— Дела? — переспросил Накадзуми. — Я просто плохо себя чувствовал и не ходил на службу.
— Что же с вами приключилось? Уж не та ли болезнь, о которой сказано: люблю ту, которую не вижу?[167]
— Но и день встречи меня не излечит![168] — рассмеялся Накадзуми.
— Мне несколько раз говорила первая жена моего отца[169]: «У тебя нет особенно близких друзей. Подружись-ка с Накадзуми».
— И мне она говорила: «С младшим военачальником Личной императорской охраны Минамото Накаёри и с помощником начальника Императорского эскорта Юкимаса ты связан братской клятвой. Обменяйся такой же клятвой и с Накатада».
— Я был бы этому очень рад! — воскликнул Накатада.
Так они говорили друг с другом.
— Сегодня очень много выпито, — заметил Накадзуми, — и мы вряд ли сможем поговорить на этом пиру по душам.
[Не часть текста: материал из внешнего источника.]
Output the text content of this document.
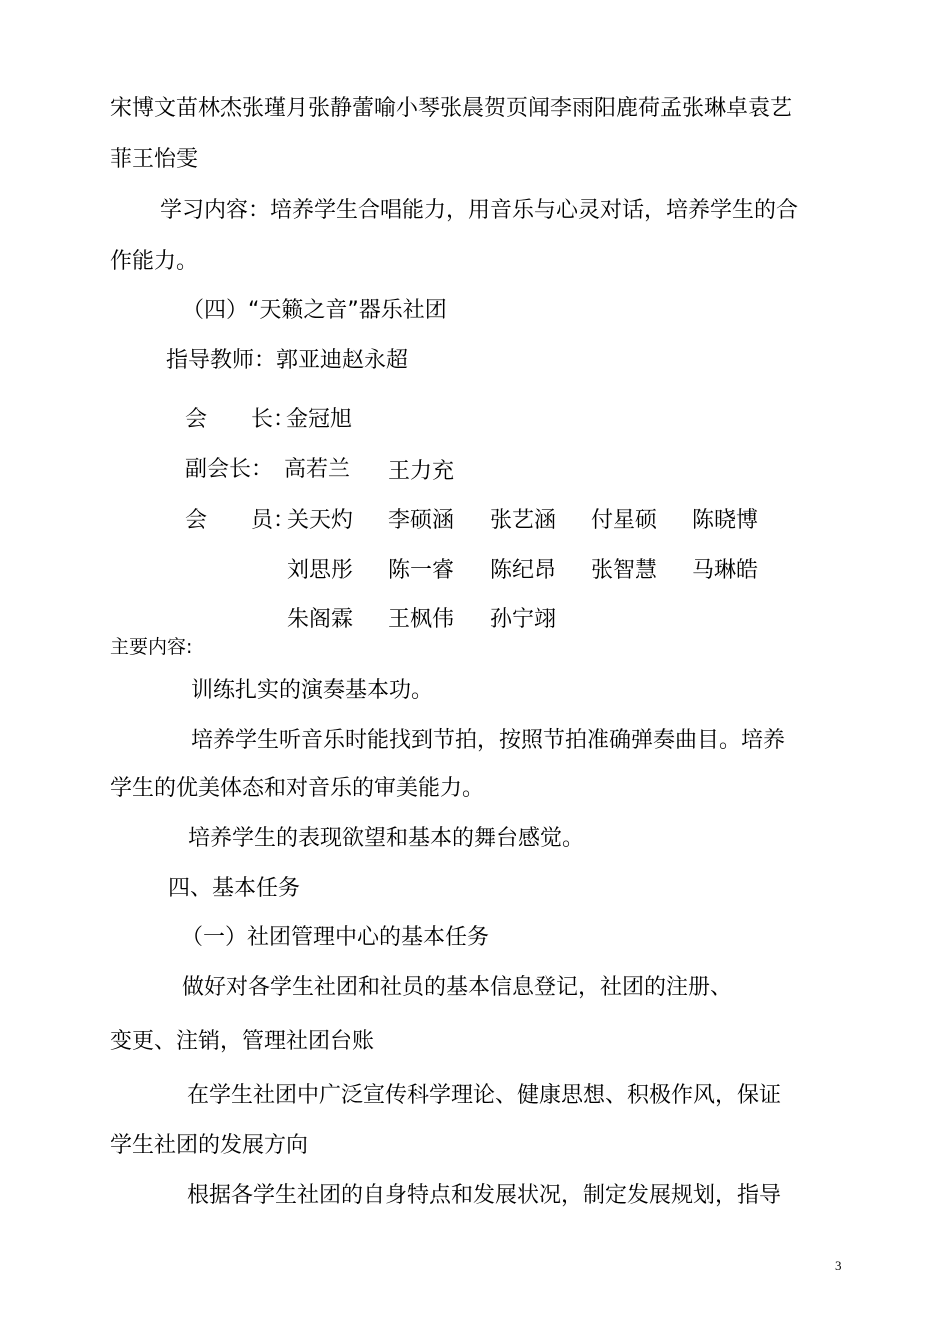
宋博文苗林杰张瑾月张静蕾喻小琴张晨贺页闻李雨阳鹿荷孟张琳卓袁艺
菲王怡雯
学习内容：培养学生合唱能力，用音乐与心灵对话，培养学生的合
作能力。
（四）“天籁之音”器乐社团
指导教师：郭亚迪赵永超
会　　长：
金冠旭
副会长： 高若兰 王力充
会　　员：
关天灼 李硕涵 张艺涵 付星硕 陈晓博
刘思彤 陈一睿 陈纪昂 张智慧 马琳皓
朱阁霖 王枫伟 孙宁翊
主要内容:
训练扎实的演奏基本功。
培养学生听音乐时能找到节拍，按照节拍准确弹奏曲目。培养
学生的优美体态和对音乐的审美能力。
培养学生的表现欲望和基本的舞台感觉。
四、基本任务
（一）社团管理中心的基本任务
做好对各学生社团和社员的基本信息登记，社团的注册、
变更、注销，管理社团台账
在学生社团中广泛宣传科学理论、健康思想、积极作风，保证
学生社团的发展方向
根据各学生社团的自身特点和发展状况，制定发展规划，指导
3
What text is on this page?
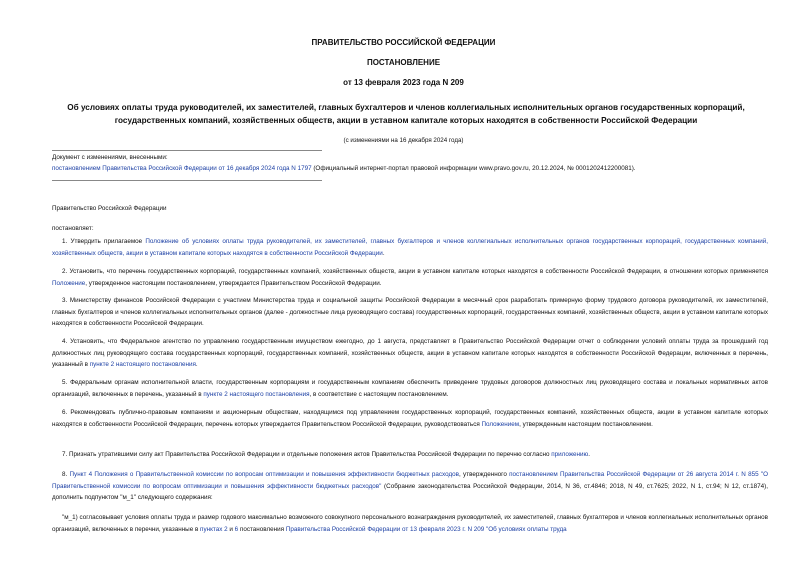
ПРАВИТЕЛЬСТВО РОССИЙСКОЙ ФЕДЕРАЦИИ
ПОСТАНОВЛЕНИЕ
от 13 февраля 2023 года N 209
Об условиях оплаты труда руководителей, их заместителей, главных бухгалтеров и членов коллегиальных исполнительных органов государственных корпораций, государственных компаний, хозяйственных обществ, акции в уставном капитале которых находятся в собственности Российской Федерации
(с изменениями на 16 декабря 2024 года)
Документ с изменениями, внесенными:
постановлением Правительства Российской Федерации от 16 декабря 2024 года N 1797 (Официальный интернет-портал правовой информации www.pravo.gov.ru, 20.12.2024, № 0001202412200081).
Правительство Российской Федерации
постановляет:
1. Утвердить прилагаемое Положение об условиях оплаты труда руководителей, их заместителей, главных бухгалтеров и членов коллегиальных исполнительных органов государственных корпораций, государственных компаний, хозяйственных обществ, акции в уставном капитале которых находятся в собственности Российской Федерации.
2. Установить, что перечень государственных корпораций, государственных компаний, хозяйственных обществ, акции в уставном капитале которых находятся в собственности Российской Федерации, в отношении которых применяется Положение, утвержденное настоящим постановлением, утверждается Правительством Российской Федерации.
3. Министерству финансов Российской Федерации с участием Министерства труда и социальной защиты Российской Федерации в месячный срок разработать примерную форму трудового договора руководителей, их заместителей, главных бухгалтеров и членов коллегиальных исполнительных органов (далее - должностные лица руководящего состава) государственных корпораций, государственных компаний, хозяйственных обществ, акции в уставном капитале которых находятся в собственности Российской Федерации.
4. Установить, что Федеральное агентство по управлению государственным имуществом ежегодно, до 1 августа, представляет в Правительство Российской Федерации отчет о соблюдении условий оплаты труда за прошедший год должностных лиц руководящего состава государственных корпораций, государственных компаний, хозяйственных обществ, акции в уставном капитале которых находятся в собственности Российской Федерации, включенных в перечень, указанный в пункте 2 настоящего постановления.
5. Федеральным органам исполнительной власти, государственным корпорациям и государственным компаниям обеспечить приведение трудовых договоров должностных лиц руководящего состава и локальных нормативных актов организаций, включенных в перечень, указанный в пункте 2 настоящего постановления, в соответствие с настоящим постановлением.
6. Рекомендовать публично-правовым компаниям и акционерным обществам, находящимся под управлением государственных корпораций, государственных компаний, хозяйственных обществ, акции в уставном капитале которых находятся в собственности Российской Федерации, перечень которых утверждается Правительством Российской Федерации, руководствоваться Положением, утвержденным настоящим постановлением.
7. Признать утратившими силу акт Правительства Российской Федерации и отдельные положения актов Правительства Российской Федерации по перечню согласно приложению.
8. Пункт 4 Положения о Правительственной комиссии по вопросам оптимизации и повышения эффективности бюджетных расходов, утвержденного постановлением Правительства Российской Федерации от 26 августа 2014 г. N 855 "О Правительственной комиссии по вопросам оптимизации и повышения эффективности бюджетных расходов" (Собрание законодательства Российской Федерации, 2014, N 36, ст.4846; 2018, N 49, ст.7625; 2022, N 1, ст.94; N 12, ст.1874), дополнить подпунктом "м_1" следующего содержания:
"м_1) согласовывает условия оплаты труда и размер годового максимально возможного совокупного персонального вознаграждения руководителей, их заместителей, главных бухгалтеров и членов коллегиальных исполнительных органов организаций, включенных в перечни, указанные в пунктах 2 и 6 постановления Правительства Российской Федерации от 13 февраля 2023 г. N 209 "Об условиях оплаты труда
— То, что мы смогли встретиться и открыться друг другу, — уже счастье, которое принесла эта ночь, — ответил Накатада.
— Я вскоре навещу вас. — С этими словами Накадзуми отправился домой.
Ночь прошла в развлечениях и шуме.
После ухода гостей Канэмаса пошёл к госпоже из северных покоев.
— Всё ли ты хорошо разглядела на этом пиру?[170] — спросил он жену. — Наш сын выглядел лучше других.
— Разве я что-нибудь понимаю в таких вещах?
— Не говори так, ведь ты очень проницательна. Как замечательно, что твой покойный отец, который в музыке не уступал небожителям, передал тебе своё искусство! — продолжал Канэмаса. — Похоже, все уверены, что Накатада равен тебе в этом мастерстве. Масаёри не бросает слов на ветер, а он сказал, что за музыкальный талант Накатада отдаст ему в жёны свою дочь — дочь, о которой все в Поднебесной только и говорят и которая смущает покой многих молодых людей. Отец не соглашается отдать её даже наследнику престола. Может быть, Накатада и не получит её в жёны, но обещание Масаёри всё равно приятно.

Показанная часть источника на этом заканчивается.